Structural, Electronic, and Thermodynamic Properties of the T and B Phases of Niobia: First-Principle Calculations.

Abstract

Different polymorphs of Nb2O5 can be obtained depending on the pressure and temperature of calcination leading to different catalytic properties. Two polymorphs of niobia, T-Nb2O5 and B-Nb2O5, have been investigated by means of density functional/plane waves method. The equation of state predicted that B-Nb2O5 phase is more stable than the T-Nb2O5 at low temperature; however at high pressure both phases are stable. These results are in good agreement with the available experimental data. The calculated cohesive energies of 6.63 and 6.59 eV·atom-1 for the B-Nb2O5 and T-Nb2O5, respectively, also corroborate this conclusion, and it can be compared to the experimental value of 9.56 eV atom-1 estimated for the most thermodynamically stable phase. The topological analyses based on quantum theory of atoms in molecules (QTAIM) and electron localization function (ELF) were applied and reveal bonds with large ionic character for both phases.
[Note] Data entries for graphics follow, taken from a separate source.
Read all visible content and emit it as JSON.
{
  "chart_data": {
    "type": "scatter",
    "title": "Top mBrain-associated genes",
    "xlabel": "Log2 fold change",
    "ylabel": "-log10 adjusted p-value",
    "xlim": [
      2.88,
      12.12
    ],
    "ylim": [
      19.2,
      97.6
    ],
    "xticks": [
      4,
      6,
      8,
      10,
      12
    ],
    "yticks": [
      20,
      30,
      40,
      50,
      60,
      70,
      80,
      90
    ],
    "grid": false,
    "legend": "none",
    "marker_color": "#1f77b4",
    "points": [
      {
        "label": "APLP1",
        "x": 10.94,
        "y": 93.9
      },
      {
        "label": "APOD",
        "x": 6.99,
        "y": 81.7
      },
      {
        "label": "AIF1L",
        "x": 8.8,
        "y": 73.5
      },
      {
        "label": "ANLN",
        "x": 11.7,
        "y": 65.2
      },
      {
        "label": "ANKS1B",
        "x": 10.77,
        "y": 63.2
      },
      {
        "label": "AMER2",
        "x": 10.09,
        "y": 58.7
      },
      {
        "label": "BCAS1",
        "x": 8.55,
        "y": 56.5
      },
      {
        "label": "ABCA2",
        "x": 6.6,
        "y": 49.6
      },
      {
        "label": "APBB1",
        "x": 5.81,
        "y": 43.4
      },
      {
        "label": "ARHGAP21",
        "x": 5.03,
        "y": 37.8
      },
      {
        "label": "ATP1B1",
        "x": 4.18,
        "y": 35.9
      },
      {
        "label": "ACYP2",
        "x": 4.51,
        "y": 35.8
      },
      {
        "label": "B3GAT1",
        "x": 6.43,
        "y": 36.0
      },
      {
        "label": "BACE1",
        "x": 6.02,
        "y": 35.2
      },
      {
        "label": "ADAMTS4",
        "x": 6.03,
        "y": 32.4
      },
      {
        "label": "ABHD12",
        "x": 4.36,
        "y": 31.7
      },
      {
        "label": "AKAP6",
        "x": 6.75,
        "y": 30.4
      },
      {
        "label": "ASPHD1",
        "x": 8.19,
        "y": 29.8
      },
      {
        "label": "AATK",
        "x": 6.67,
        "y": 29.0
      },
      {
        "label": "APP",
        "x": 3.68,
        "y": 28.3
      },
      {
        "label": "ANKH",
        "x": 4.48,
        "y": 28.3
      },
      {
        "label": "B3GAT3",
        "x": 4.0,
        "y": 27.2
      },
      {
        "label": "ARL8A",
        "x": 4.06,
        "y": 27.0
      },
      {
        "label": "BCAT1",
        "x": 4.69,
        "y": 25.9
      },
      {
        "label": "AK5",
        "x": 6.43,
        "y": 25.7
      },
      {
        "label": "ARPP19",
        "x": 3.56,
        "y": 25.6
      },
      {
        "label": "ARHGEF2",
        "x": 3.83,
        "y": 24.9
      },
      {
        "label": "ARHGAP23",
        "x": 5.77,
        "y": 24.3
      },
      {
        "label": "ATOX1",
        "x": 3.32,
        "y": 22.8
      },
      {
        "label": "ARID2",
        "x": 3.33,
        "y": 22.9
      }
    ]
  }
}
The B-Nb2O5 presented larger stiffness than T-Nb2O5, and the oxygen sites in the T-Nb2O5 are more compressible. The density of states comparison for both structures indicates that B-Nb2O5 has lower concentration of acid sites compared to T-Nb2O5. This result is consistent with the experimental observations that the concentration of Lewis acid sites decreases with the temperature.